La Cour de cassation a estimé qu’un salarié en arrêt maladie, lorsqu’il séjourne temporairement hors de France, rend « impossible tout contrôle » par les autorités sanitaires. En effet, pour qu’un assuré bénéficie des indemnités journalières de la Sécurité sociale, il doit pouvoir être soumis à des vérifications régulières : respect des prescriptions médicales, soumission à des contrôles médicaux, ou encore respect des heures de sortie autorisées. Or, un séjour hors du territoire national empêche cette surveillance.
L’objectif de ce contrôle est de s’assurer que l’assuré suit bien les traitements ou les recommandations de son médecin, en particulier durant un arrêt de travail. Mais lorsque l’assuré quitte le pays, ces vérifications deviennent impraticables, ce qui empêche la Sécurité sociale de garantir le respect des règles et conditions fixées pour la prise en charge des arrêts maladie.
Une décision motivée par la nécessité de contrôler les conditions d’arrêt maladie
Le raisonnement de la Cour est simple : sans contrôle, il est impossible de savoir si l’assuré continue de respecter les restrictions liées à son état de santé. Ce manque de contrôle a poussé la cour à conclure que les prestations en espèces, telles que les indemnités journalières, ne pouvaient pas être servies lors de séjours temporaires à l’étranger, rapporte CNews. Cela affecte particulièrement les travailleurs qui choisissent de se rendre à l’étranger pour des raisons personnelles ou professionnelles pendant leur période d’arrêt maladie.
Cette décision de la Cour a été prise dans le cadre d’une affaire où une Caisse primaire d’assurance maladie (CPAM) avait réclamé à une assurée le remboursement des indemnités qu’elle avait perçues durant un séjour temporaire en Tunisie. Bien que cette assurée ait obtenu l’annulation de la contrainte initiale de remboursement, la Cour a tranché en faveur d’une restriction généralisée concernant les séjours à l’étranger.
Quelles exceptions à cette règle ?
Bien que la règle soit désormais bien établie, elle comporte quelques nuances. Les assurés peuvent toujours bénéficier de certaines exceptions en fonction des conventions internationales ou des régulations de l’Union européenne. Ces accords permettent à certains assurés de maintenir leur droit à indemnisation, même s’ils se trouvent à l’étranger, sous réserve de respecter des conditions spécifiques.

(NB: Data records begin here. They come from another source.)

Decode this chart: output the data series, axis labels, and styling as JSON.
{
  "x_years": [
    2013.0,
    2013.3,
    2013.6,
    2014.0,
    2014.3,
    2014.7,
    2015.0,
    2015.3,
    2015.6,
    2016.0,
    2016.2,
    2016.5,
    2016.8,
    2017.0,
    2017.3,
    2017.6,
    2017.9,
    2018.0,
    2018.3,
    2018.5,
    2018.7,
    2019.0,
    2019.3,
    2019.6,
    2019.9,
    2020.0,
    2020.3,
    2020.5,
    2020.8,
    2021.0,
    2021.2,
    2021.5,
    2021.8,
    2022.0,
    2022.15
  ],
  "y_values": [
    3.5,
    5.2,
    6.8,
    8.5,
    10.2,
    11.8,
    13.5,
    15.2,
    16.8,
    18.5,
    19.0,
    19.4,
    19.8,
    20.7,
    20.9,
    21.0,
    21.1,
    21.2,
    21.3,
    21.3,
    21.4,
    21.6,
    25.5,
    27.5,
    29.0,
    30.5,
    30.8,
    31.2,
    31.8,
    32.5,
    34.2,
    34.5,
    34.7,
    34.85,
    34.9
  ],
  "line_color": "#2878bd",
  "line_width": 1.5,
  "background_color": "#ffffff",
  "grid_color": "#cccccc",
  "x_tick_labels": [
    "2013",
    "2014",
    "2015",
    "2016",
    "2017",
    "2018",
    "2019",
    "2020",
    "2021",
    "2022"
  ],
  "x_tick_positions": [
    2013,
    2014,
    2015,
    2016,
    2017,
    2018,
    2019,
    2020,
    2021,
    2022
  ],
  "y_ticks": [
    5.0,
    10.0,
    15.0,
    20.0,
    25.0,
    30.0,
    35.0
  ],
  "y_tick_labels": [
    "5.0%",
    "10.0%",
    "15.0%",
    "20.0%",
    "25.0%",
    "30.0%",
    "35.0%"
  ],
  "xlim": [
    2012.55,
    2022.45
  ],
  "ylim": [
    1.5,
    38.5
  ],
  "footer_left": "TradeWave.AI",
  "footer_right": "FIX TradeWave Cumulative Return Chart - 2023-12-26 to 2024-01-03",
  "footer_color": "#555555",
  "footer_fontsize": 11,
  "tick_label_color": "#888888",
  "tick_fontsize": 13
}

Par exemple, si l’assuré reste dans un pays de l’Union européenne ou dans un autre pays avec lequel la France a signé une convention de Sécurité sociale, des possibilités d’indemnisation peuvent subsister. Pour les salariés qui doivent se rendre à l’étranger pendant un arrêt maladie, cette nouvelle règle peut représenter un véritable choc. Nombreux sont ceux qui devront renoncer à leur droit à indemnisation s’ils choisissent de quitter le pays.
Ce changement intervient dans un contexte où les arrêts de travail sont de plus en plus fréquents et où de nombreux salariés choisissent de se soigner à l’étranger, notamment pour des raisons économiques ou médicales. Les assurés devront donc bien réfléchir avant de prendre des décisions concernant leur lieu de séjour pendant un arrêt maladie, au risque de perdre des droits auxquels ils pensaient avoir droit.